PostPosted: January 10th, 2012, 11:45 am
by MarioMangler
Awesome post Chrissi. This is the kind of stuff I have been saying for about four years but you (and your doctor) summed it up much better than I ever could. The key to BFS is all in your breathing. You have to learn not to be in high arousal all the time. Because like you said, anxiety leads to shallow breathing, which leads to less oxygen, which leads to a body in panic mode. And then it just goes and repeats itself.

Once you see BFS for what it is, it is pretty easy to deal with mentally. But like you said, yeah actually getting your breathing and your relaxation to have an effect on your body, well that's a whole other story. It takes a long time to get back to normal because it took you a lifetime to get here. So the key to dealing with BFS (or "it") is breathing, mental strength, relaxation, and patience. Lots of patience. Lots of it.

And above all else, NO MORE DOCTOR VISITS! Only sick people go to see doctors all the time. Remember, we aren't sick.

Thanks for the great post Chrissi. I think the moderators should sticky this one, it is a keeper.

Re: My appointment yesterday pls read

PostPosted: January 10th, 2012, 5:19 pm
by MissBehavin
This is very interesting information Chrissi. I read the wikipedia information, but it sounded a little "less informed" than your doctors. The article actually suggested shock therapy- who the heck does that anymore? I know I breath very shallow, and I know my issues came to light during a time of extreme stress.

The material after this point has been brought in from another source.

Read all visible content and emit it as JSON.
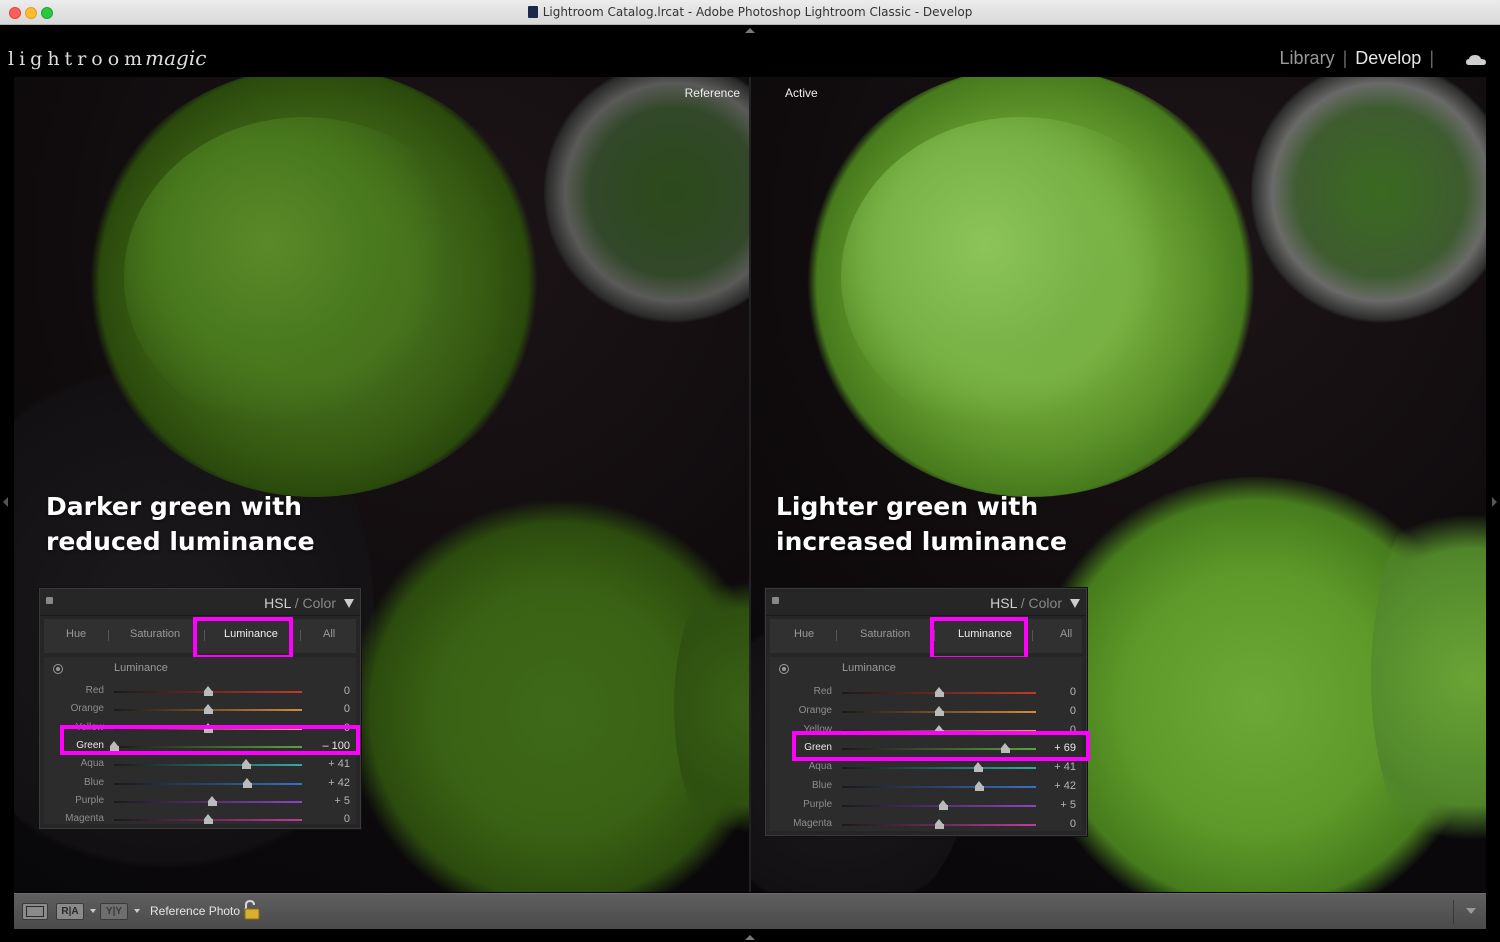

I also have a history of anxiety that first reared it's ugly head when I was about 15. Good luck to you and keep us posted.

Re: My appointment yesterday pls read

PostPosted: January 10th, 2012, 5:31 pm
by chrissi
Well, they will so some kind of "shock" therapy to me too, but I guess in a different form than what you consider as that. They will use hot/cold treatment for that.

Re: My appointment yesterday pls read

PostPosted: January 10th, 2012, 6:26 pm
by Jujulia
Chrissi, I can't wait to see if this therapy works for you! Also I have to agree with you and your doc about antidepressants. Besides, all good pharmacists will tell you that it's not a good idea to treat physical pain with antidepressants (because it's not resolving the problem, it only masks it + they are addictive), even though it seems to be the only medication our western doctors know to treat about anything.